Понятно, что хозяйство семьи нельзя «раскрывать» внешнему рынку, действующему на принципе максимизации прибыли, – он высосет из «семьи» все средства. Поэтому институты советской России кардинально отличались от институтов стран с рыночной экономикой: на рынке торчит ночной сторож, да и сами акторы купли-продажи скоры на расправу, вплоть до самосуда. В Англии человека казнили за кражу из лавки в размере 5 фунтов стерлингов и больше, в Ньюпорте в 1814 г. за такую кражу повесили мальчика 14 лет.
В перестройке первым шагом в ликвидации советских институтов была отмена монополии внешней торговли. С 1 января 1987 г. право непосредственно проводить экспортно-импортные операции было дано 20 министерствам и 70 крупным предприятиям. Было учреждено Министерство внешнеэкономических связей СССР, которое лишь «регистрировало предприятия, кооперативы и иные организации, ведущие экспортно-импортные операции». Позже право внешней торговли было предоставлено и местным Советам.
Следующим шагом был вскрыт контур безналичных денег – было разрешено их превращение в наличные. Это был первый шаг к приватизации банковской системы.
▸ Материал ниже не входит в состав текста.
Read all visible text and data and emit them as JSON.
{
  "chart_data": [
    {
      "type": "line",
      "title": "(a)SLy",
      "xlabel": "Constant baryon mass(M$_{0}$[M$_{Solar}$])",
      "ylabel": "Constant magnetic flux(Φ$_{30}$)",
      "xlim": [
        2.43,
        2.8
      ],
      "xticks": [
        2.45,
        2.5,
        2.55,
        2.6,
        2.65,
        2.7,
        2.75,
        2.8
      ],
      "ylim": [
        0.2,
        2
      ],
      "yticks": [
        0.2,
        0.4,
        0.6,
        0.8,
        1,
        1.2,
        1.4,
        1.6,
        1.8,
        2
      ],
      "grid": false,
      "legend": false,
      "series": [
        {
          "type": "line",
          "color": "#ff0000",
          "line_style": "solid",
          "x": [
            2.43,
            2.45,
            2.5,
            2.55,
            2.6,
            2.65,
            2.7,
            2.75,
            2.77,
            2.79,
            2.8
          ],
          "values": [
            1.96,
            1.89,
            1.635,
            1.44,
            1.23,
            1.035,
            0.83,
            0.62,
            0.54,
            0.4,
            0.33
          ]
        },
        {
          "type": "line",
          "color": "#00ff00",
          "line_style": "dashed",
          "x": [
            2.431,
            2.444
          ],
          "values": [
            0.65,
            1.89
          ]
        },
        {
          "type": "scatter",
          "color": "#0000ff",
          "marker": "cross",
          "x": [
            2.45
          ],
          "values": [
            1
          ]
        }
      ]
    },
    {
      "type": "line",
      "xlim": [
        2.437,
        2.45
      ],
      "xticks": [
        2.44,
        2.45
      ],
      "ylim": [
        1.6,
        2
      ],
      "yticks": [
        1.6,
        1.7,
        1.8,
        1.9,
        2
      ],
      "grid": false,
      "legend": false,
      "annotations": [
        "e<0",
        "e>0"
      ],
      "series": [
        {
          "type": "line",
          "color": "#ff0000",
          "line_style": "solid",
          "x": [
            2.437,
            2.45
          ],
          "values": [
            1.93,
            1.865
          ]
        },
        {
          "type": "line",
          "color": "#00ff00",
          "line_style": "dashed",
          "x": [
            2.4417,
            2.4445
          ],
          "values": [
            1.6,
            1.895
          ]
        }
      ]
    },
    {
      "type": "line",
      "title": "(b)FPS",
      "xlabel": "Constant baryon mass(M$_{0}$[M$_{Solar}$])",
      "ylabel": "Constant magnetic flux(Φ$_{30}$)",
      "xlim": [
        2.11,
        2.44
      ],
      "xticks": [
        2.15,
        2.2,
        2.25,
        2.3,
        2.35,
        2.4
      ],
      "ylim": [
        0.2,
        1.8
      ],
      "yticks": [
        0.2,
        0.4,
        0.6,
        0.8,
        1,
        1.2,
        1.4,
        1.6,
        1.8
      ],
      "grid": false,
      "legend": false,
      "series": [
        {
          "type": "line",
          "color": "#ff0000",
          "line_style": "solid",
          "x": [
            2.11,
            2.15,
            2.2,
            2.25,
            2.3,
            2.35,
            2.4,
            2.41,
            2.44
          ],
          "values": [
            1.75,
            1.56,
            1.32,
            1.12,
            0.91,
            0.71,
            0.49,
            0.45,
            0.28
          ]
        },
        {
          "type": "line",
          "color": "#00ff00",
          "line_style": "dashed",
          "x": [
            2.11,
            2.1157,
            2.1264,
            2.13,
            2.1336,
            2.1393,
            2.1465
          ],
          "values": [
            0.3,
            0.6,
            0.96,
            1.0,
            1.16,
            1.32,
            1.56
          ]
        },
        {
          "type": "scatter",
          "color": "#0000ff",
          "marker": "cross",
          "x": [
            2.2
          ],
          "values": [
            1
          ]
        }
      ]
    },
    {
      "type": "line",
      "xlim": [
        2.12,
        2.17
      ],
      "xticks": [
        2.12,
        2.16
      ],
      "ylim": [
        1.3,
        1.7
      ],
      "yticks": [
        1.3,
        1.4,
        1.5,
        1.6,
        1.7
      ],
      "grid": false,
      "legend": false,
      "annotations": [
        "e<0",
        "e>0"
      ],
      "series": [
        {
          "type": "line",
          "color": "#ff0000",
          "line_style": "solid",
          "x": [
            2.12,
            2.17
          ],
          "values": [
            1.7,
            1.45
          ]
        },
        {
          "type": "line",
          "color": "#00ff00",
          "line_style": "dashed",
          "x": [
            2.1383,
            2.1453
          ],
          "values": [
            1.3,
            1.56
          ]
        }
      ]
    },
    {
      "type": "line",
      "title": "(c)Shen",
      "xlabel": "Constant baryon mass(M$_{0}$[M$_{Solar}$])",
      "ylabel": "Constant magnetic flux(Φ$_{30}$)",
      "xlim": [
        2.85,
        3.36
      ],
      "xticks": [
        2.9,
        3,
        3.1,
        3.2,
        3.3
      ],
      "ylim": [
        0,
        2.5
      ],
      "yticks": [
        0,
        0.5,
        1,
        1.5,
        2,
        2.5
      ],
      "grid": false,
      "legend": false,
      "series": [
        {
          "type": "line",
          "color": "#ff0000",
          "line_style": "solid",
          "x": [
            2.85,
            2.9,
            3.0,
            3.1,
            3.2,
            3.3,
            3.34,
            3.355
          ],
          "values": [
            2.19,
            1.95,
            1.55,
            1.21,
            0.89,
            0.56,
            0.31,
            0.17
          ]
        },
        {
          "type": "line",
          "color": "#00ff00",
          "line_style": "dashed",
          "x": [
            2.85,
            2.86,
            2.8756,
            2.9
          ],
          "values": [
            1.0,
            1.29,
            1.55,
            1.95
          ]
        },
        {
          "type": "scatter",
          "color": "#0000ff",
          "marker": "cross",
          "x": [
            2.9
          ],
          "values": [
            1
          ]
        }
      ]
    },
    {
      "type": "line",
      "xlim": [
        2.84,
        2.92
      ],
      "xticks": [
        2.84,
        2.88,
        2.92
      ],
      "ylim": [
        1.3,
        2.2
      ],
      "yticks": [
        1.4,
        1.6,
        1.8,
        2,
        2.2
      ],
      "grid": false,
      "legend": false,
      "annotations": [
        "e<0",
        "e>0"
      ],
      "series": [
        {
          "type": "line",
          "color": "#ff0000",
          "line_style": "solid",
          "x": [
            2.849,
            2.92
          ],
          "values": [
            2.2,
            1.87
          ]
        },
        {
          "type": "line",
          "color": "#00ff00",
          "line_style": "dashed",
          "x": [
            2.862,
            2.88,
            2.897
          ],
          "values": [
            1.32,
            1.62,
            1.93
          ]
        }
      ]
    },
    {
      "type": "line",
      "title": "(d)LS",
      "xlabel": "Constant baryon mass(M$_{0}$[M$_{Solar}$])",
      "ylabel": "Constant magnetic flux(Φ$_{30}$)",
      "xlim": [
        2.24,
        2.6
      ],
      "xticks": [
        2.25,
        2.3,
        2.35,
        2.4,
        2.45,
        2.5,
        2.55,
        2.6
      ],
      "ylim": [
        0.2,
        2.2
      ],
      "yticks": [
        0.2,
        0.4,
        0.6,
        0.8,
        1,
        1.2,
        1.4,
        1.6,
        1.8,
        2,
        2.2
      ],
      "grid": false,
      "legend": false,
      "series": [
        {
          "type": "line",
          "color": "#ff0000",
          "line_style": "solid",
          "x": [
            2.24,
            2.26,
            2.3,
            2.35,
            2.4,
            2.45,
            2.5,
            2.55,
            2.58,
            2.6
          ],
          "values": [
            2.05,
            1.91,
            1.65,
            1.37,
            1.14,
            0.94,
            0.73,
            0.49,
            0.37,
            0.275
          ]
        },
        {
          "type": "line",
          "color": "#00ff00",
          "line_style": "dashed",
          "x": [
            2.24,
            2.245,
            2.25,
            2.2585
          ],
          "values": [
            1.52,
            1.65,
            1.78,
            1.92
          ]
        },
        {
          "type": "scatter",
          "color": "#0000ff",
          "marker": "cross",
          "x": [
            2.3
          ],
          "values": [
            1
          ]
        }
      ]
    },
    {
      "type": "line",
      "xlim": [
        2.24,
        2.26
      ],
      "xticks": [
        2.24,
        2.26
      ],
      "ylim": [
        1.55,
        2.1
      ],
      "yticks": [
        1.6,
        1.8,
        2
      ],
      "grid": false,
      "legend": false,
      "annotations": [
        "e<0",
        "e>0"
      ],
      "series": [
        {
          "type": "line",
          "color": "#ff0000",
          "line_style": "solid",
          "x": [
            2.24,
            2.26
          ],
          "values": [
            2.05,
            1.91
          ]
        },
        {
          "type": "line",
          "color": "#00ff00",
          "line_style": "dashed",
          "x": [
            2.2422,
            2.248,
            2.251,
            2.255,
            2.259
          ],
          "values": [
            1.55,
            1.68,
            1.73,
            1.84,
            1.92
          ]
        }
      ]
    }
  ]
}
В 1989 г. специализированные банки (Промстройбанк, Агропромбанк и др.) были переведены на хозрасчет, а с 1990 г. стали преобразовываться в коммерческие. Был открыт путь к свободному росту цен и снижению реальных доходов населения, инфляции и росту внешнего долга.
Согласно «Закону о кооперативах» (1988 г.), при государственных предприятиях и местных Советах быстро возникла сеть кооперативов и совместных предприятий, занятых вывозом товаров за рубеж, что резко сократило поступление на внутренний рынок. Многие товары при спекуляции давали выручку до 50 долларов на 1 рубль затрат и покупались у предприятий «на корню» – весь годовой объем продукции.
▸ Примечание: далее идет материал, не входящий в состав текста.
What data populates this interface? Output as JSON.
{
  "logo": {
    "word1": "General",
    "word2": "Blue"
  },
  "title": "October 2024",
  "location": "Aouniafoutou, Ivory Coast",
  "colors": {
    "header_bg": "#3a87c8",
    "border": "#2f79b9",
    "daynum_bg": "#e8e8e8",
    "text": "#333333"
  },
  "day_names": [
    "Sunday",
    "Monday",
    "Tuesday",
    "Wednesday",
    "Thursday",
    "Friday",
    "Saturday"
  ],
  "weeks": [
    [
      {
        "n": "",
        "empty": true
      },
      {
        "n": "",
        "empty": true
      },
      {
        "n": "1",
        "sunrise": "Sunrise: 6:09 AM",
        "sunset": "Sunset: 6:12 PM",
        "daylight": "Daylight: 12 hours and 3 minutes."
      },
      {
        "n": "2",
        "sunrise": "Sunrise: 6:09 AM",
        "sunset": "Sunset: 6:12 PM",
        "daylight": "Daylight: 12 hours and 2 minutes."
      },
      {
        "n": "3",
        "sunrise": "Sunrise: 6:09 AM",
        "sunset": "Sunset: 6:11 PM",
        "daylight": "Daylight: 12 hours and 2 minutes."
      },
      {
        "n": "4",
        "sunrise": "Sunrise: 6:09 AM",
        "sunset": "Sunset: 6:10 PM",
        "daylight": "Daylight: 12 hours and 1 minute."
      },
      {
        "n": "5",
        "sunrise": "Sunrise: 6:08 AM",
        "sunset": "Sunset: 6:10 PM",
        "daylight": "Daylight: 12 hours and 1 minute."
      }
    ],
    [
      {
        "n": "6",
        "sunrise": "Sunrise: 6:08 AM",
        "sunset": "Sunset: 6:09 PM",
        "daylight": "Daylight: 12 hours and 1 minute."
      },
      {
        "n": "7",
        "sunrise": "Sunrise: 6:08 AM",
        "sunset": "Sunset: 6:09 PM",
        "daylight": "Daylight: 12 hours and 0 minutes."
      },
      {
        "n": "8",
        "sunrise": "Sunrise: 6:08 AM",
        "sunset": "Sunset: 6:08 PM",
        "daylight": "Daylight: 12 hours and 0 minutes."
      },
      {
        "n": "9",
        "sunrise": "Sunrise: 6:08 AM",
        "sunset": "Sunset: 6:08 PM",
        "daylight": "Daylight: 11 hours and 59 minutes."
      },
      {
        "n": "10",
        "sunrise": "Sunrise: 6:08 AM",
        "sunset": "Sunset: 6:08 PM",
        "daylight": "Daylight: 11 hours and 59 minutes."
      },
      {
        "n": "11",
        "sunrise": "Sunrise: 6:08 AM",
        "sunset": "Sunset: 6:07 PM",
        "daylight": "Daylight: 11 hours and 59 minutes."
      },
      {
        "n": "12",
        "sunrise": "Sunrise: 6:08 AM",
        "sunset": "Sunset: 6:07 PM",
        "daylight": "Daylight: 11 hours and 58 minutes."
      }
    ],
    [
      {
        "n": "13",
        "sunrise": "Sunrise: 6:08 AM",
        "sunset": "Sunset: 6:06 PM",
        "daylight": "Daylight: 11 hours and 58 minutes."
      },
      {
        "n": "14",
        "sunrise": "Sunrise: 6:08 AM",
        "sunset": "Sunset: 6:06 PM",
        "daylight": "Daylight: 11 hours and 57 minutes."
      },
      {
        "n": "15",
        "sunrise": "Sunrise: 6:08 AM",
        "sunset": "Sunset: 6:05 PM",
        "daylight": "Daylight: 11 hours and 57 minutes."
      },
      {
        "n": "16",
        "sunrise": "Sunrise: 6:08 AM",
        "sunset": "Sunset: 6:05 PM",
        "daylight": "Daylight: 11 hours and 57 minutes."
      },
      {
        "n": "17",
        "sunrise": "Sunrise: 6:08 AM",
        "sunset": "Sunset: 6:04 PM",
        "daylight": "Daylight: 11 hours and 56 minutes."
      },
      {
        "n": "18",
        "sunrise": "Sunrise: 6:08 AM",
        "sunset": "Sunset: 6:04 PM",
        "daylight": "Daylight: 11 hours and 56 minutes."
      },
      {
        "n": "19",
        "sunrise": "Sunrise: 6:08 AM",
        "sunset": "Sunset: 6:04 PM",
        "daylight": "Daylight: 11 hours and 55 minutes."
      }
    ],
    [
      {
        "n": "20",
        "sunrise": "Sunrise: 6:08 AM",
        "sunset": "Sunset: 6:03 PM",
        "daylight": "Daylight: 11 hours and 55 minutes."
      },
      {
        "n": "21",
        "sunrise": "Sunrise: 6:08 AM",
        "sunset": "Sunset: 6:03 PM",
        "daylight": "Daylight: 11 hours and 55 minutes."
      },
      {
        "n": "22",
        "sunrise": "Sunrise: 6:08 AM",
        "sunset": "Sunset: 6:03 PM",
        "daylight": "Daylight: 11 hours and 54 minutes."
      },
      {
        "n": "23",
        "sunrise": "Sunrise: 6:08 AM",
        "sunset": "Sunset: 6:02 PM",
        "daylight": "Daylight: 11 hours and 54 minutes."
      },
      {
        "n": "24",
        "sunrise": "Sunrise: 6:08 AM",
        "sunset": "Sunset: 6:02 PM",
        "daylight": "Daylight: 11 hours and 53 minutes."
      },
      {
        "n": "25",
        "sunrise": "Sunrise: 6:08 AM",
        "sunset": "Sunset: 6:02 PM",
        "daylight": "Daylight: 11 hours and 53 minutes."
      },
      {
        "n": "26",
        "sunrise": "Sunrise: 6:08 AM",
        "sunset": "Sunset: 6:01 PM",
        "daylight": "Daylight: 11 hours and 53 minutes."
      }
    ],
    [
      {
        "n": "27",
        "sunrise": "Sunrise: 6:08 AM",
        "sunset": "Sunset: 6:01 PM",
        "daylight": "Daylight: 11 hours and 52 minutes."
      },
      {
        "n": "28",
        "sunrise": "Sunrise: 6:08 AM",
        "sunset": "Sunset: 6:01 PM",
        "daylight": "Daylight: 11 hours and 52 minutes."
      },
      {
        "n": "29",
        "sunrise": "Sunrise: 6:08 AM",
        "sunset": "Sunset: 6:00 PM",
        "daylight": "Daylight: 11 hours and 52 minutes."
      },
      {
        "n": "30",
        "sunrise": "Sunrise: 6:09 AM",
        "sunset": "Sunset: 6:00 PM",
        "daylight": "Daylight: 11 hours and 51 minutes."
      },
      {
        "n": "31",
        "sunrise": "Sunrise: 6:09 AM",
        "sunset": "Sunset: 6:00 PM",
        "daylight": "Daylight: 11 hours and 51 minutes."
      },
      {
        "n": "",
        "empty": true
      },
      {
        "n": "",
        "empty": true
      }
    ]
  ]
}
За рубеж стали переправляться большие объемы ресурсов, дефицитных для развития и даже поддержания отечественного хозяйства (особенно капиталов, сырья и энергоресурсов в разных видах – нефти и газа, металлов и удобрений).
Были ликвидированы Госснаб, а вскоре и Госплан СССР. Нарушился межотраслевой баланс, были свернуты все государственные программы, и начался быстрый спад производства. СССР погрузился в состояние «без плана и без рынка». В мае 1991 г. был представлен проект закона «О разгосударствлении и приватизации промышленных предприятий». Это был шаг к деиндустриализации и криминализации экономики. Видные экономисты активно поддерживали этот проект как главный способ оживления экономики.
В «Программе совместных действий кабинета министров СССР и правительств суверенных республик…» (10 июля 1991) было сказано: «Социально-экономическое положение в стране крайне обострилось. Спад производства охватил практически все отрасли народного хозяйства. В кризисном состоянии находится финансово-кредитная система. Дезорганизован потребительский рынок, повсеместно ощущается нехватка продовольствия, значительно ухудшились условия жизни населения. Кризисная обстановка требует принятия экстренных мер, с тем чтобы в течение года добиться предотвращения разрушения народного хозяйства страны».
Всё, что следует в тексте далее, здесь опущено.